Being a nomad makes it challenging to be politically active. I read the news, donate to causes, and submit my absentee ballots, which often feels like the minimum. But how can I do more than that when I’m never in one place long enough to know the issues or candidates?
However, my journeys recently brought me to a place and time where I could make a difference: Kansas City, Missouri, on the cusp of yesterday’s primary elections. In addition to determining who would be on the ballot this November, the neighboring state of Kansas was also deciding on a constitutional amendment concerning abortion rights — the first state to do so after Roe v. Wade was repealed on June 24.
The ballot measure, if approved, would effectively overturn a 2019 decision by the state’s Supreme Court enshrining abortion rights in its constitution. The measure could pave the way for the legislature to pass a ban on abortion …Annie Gowen / Washington Post
This is a topic I feel strongly about — strongly enough that I thought I should do something more than throw money at it. But the only activities I could think of were phonebanking and canvassing, neither of which I’d done before and both of which gave me pause.
I don’t mind talking to strangers, and a friend who’s canvassed assured me that I’d be sent into the streets with backup; neither of those were my concern. It’s that, despite being a gregarious extrovert with experience in performance and public speaking, I’m not great at responding to anger.
This isn’t fear of rejection — if someone tells me, “Thanks, but I don’t think you’re the right candidate/partner for this job/relationship,” then I can put on a brave face, thank them for their consideration, and carry on. But temperatures run hot on political topics, especially when lives are at stake, and being yelled at over the phone or having doors slammed in my face would likely leave me upset for days.
I dithered on what to do until it was too late to do either. Primary Election Day came, and I was right: temperatures soared. Specifically, it hit 100º in Kansas City. It seems both my mental and physical health may have been spared by not canvassing.
But one form of political activism I’ve engaged in, even as a nomad, is holding signs and banners at rallies and busy street corners. Today was the last day for people to wave, cheer, and honk for their cause, even if they were doing so in dangerously hot weather. Here’s something I could do, then: bring relief to the ralliers.
Supplying protesters with water would’ve been obvious and welcome, but I try to avoid the wastefulness of plastic water bottles. I instead went to the grocery store and bought several boxes of frozen ice cream treats, then off I went across state lines to the polling station, where I was sure to find activists.

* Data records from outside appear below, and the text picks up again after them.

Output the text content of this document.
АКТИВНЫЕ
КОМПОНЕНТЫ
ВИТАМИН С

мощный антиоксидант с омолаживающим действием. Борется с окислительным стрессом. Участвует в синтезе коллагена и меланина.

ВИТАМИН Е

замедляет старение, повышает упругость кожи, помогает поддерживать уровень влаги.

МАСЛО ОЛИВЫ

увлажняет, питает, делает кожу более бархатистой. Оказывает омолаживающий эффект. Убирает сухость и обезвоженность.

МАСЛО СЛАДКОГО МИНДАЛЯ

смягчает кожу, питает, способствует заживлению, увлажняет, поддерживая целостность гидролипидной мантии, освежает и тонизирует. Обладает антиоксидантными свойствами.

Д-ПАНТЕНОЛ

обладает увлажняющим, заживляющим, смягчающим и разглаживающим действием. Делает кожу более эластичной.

En route, I considered whether I would share my purchases with just one side of the cause, or both; after all, regardless of beliefs, I don’t want anyone passing out from dehydration or heat stroke. Then I looked at my ice cream stash and realized the decision was financial, not moral: I hadn’t bought enough for everybody.

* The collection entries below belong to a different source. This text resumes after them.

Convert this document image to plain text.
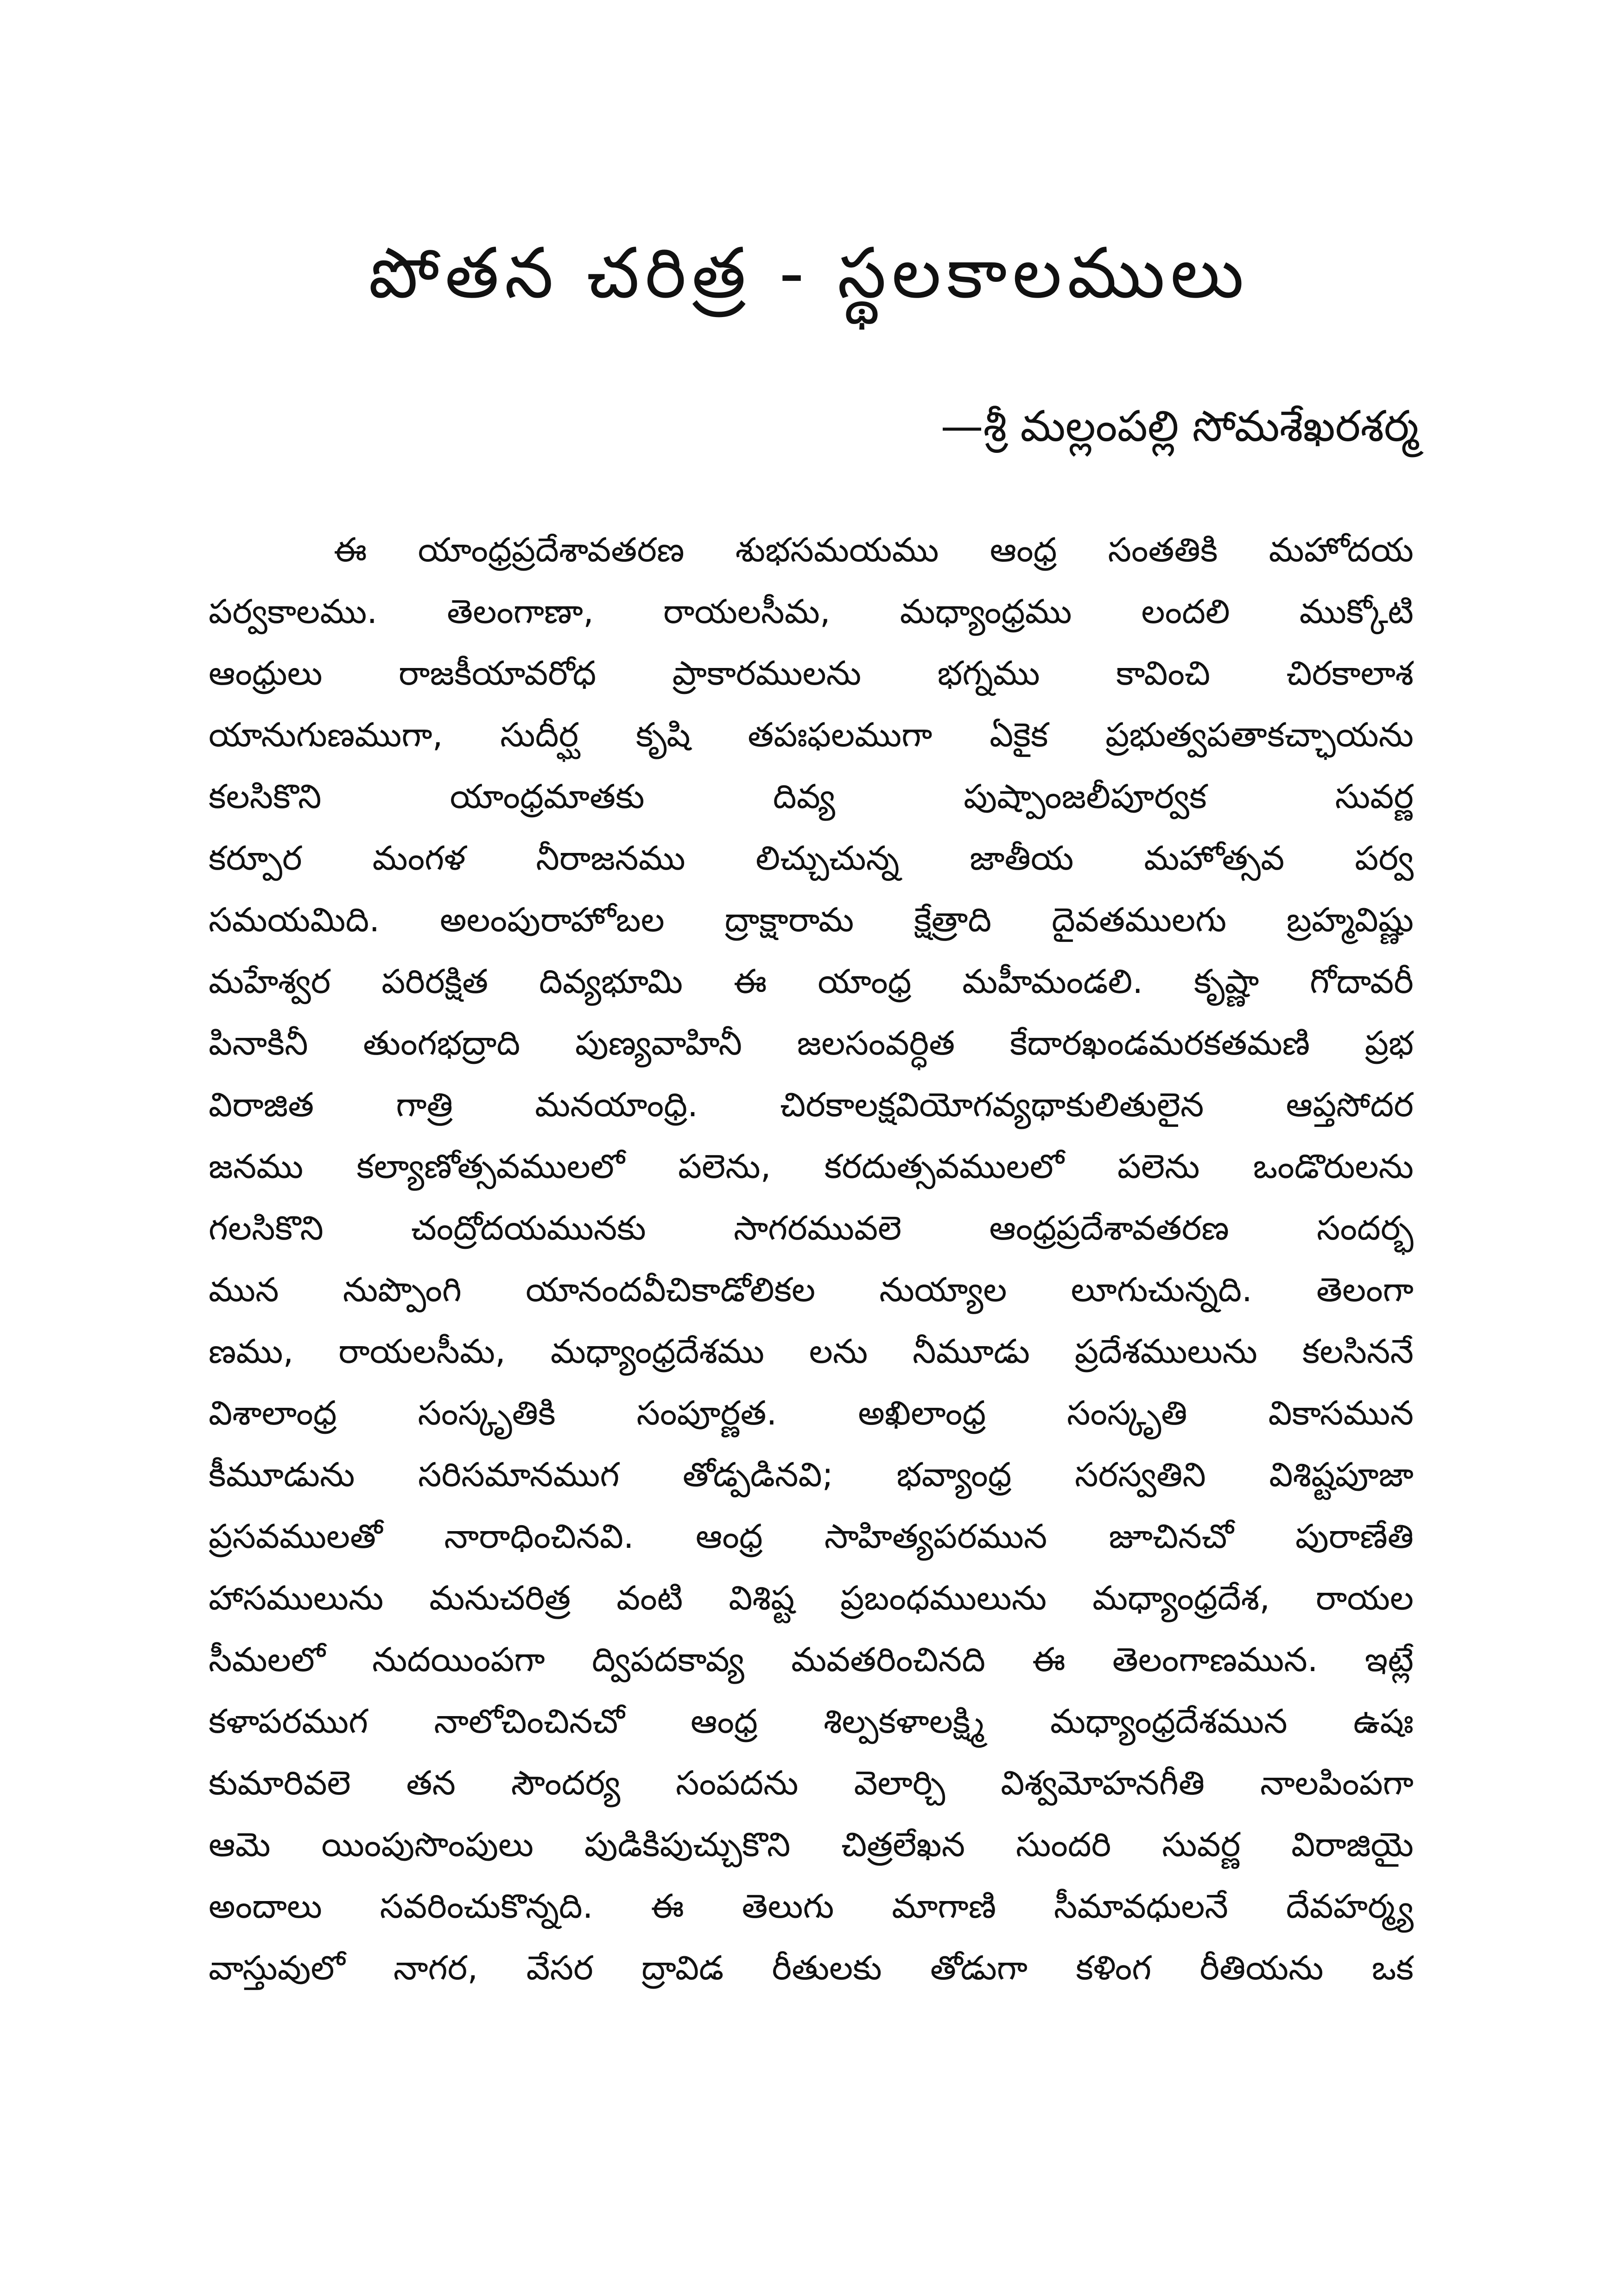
పోతన చరిత్ర - స్థలకాలములు
—శ్రీ మల్లంపల్లి సోమశేఖరశర్మ
ఈ యాంధ్రప్రదేశావతరణ శుభసమయము ఆంధ్ర సంతతికి మహోదయ
పర్వకాలము. తెలంగాణా, రాయలసీమ, మధ్యాంధ్రము లందలి ముక్కోటి
ఆంధ్రులు రాజకీయావరోధ ప్రాకారములను భగ్నము కావించి చిరకాలాశ
యానుగుణముగా, సుదీర్ఘ కృషి తపఃఫలముగా ఏకైక ప్రభుత్వపతాకచ్ఛాయను
కలసికొని యాంధ్రమాతకు దివ్య పుష్పాంజలీపూర్వక సువర్ణ
కర్పూర మంగళ నీరాజనము లిచ్చుచున్న జాతీయ మహోత్సవ పర్వ
సమయమిది. అలంపురాహోబల ద్రాక్షారామ క్షేత్రాది దైవతములగు బ్రహ్మవిష్ణు
మహేశ్వర పరిరక్షిత దివ్యభూమి ఈ యాంధ్ర మహీమండలి. కృష్ణా గోదావరీ
పినాకినీ తుంగభద్రాది పుణ్యవాహినీ జలసంవర్ధిత కేదారఖండమరకతమణి ప్రభ
విరాజిత గాత్రి మనయాంధ్రి. చిరకాలక్షవియోగవ్యథాకులితులైన ఆప్తసోదర
జనము కల్యాణోత్సవములలో పలెను, కరదుత్సవములలో పలెను ఒండొరులను
గలసికొని చంద్రోదయమునకు సాగరమువలె ఆంధ్రప్రదేశావతరణ సందర్భ
మున నుప్పొంగి యానందవీచికాడోలికల నుయ్యాల లూగుచున్నది. తెలంగా
ణము, రాయలసీమ, మధ్యాంధ్రదేశము లను నీమూడు ప్రదేశములును కలసిననే
విశాలాంధ్ర సంస్కృతికి సంపూర్ణత. అఖిలాంధ్ర సంస్కృతి వికాసమున
కీమూడును సరిసమానముగ తోడ్పడినవి; భవ్యాంధ్ర సరస్వతిని విశిష్టపూజా
ప్రసవములతో నారాధించినవి. ఆంధ్ర సాహిత్యపరమున జూచినచో పురాణేతి
హాసములును మనుచరిత్ర వంటి విశిష్ట ప్రబంధములును మధ్యాంధ్రదేశ, రాయల
సీమలలో నుదయింపగా ద్విపదకావ్య మవతరించినది ఈ తెలంగాణమున. ఇట్లే
కళాపరముగ నాలోచించినచో ఆంధ్ర శిల్పకళాలక్ష్మి మధ్యాంధ్రదేశమున ఉషః
కుమారివలె తన సౌందర్య సంపదను వెలార్చి విశ్వమోహనగీతి నాలపింపగా
ఆమె యింపుసొంపులు పుడికిపుచ్చుకొని చిత్రలేఖన సుందరి సువర్ణ విరాజియై
అందాలు సవరించుకొన్నది. ఈ తెలుగు మాగాణి సీమావధులనే దేవహర్మ్య
వాస్తువులో నాగర, వేసర ద్రావిడ రీతులకు తోడుగా కళింగ రీతియను ఒక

When I arrived at the polling station, that’s when I realized my plan, though well-intentioned, was extremely poorly conceived: every state prohibits campaigning outside of polling stations, with the buffer in Kansas being 250 feet. I found no electioneers in need of tasty treats.

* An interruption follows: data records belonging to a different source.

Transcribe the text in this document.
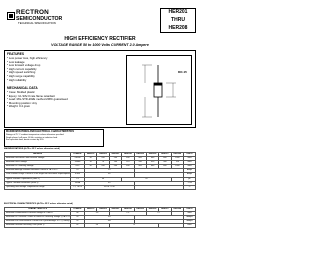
RECTRON
SEMICONDUCTOR
TECHNICAL SPECIFICATION
HER201
THRU
HER208
HIGH EFFICIENCY RECTIFIER
VOLTAGE RANGE 50 to 1000 Volts CURRENT 2.0 Ampere
FEATURES
* Low power loss, high efficiency
* Low leakage
* Low forward voltage drop
* High current capability
* High speed switching
* High surge capability
* High reliability
MECHANICAL DATA
* Case: Molded plastic
* Epoxy: UL 94V-0 rate flame retardant
* Lead: MIL-STD-202E method 208C guaranteed
* Mounting position: Any
* Weight: 0.4 gram
DO-15
MAXIMUM RATINGS AND ELECTRICAL CHARACTERISTICS
Ratings at 25 °C ambient temperature unless otherwise specified.
Single phase, half wave, 60 Hz, resistive or inductive load.
For capacitive load, derate current by 20%.
MAXIMUM RATINGS (At TA = 25°C unless otherwise noted)
RATINGS	SYMBOL	HER201	HER202	HER203	HER204	HER205	HER206	HER207	HER208	UNITS
Maximum Recurrent Peak Reverse Voltage	VRRM	50	100	200	300	400	600	800	1000	Volts
Maximum RMS Voltage	VRMS	35	70	140	210	280	420	560	700	Volts
Maximum DC Blocking Voltage	VDC	50	100	200	300	400	600	800	1000	Volts
Maximum Average Forward Rectified Current at TA = 50°C	IO	2.0								Amps
Peak Forward Surge Current 8.3 ms single half sine-wave superimposed	IFSM	60								Amps
Typical Junction Capacitance (Note 2)	CJ	30			20					pF
Typical Thermal Resistance (Note 3)	RθJA	40								°C/W
Operating and Storage Temperature Range	TJ, TSTG	-65 to + 150								°C
ELECTRICAL CHARACTERISTICS (At TA = 25°C unless otherwise noted)
CHARACTERISTICS	SYMBOL	HER201	HER202	HER203	HER204	HER205	HER206	HER207	HER208	UNITS
Maximum Instantaneous Forward Voltage at 2.0A DC	VF	1.0		1.3			1.7			Volts
Maximum DC Reverse Current at Rated DC Blocking Voltage @TA = 25°C	IR	5.0								uAmps
Maximum Full Load Reverse Current Full Cycle Average .375" (9.5mm)	IR	100								uAmps
Maximum Reverse Recovery Time (Note 1)	trr	50		75						nSec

I redirected myself at major roads and intersections, convinced there were be activists there, but again I was wrong. I was too surprised and dejected to consider also driving past various city halls.
By the time I went to bed, the results were in: Kansas had made a decision regarding the future of abortion access, and it wasn’t even a close contest. Was my help even needed? How much difference could one person have made in either direction? And yet:
Never doubt that a small group of thoughtful committed citizens can change the world. Indeed, it is the only thing that ever has.Margaret Mead
But there is a silver lining to my lack of participation. Shortly after I got home, a knock came on my door. I opened it to find two kids looking up at me: “Do you have any chores we can do around the house for a few dollars?”
I paused. “No,” I said, “but how about some ice cream?”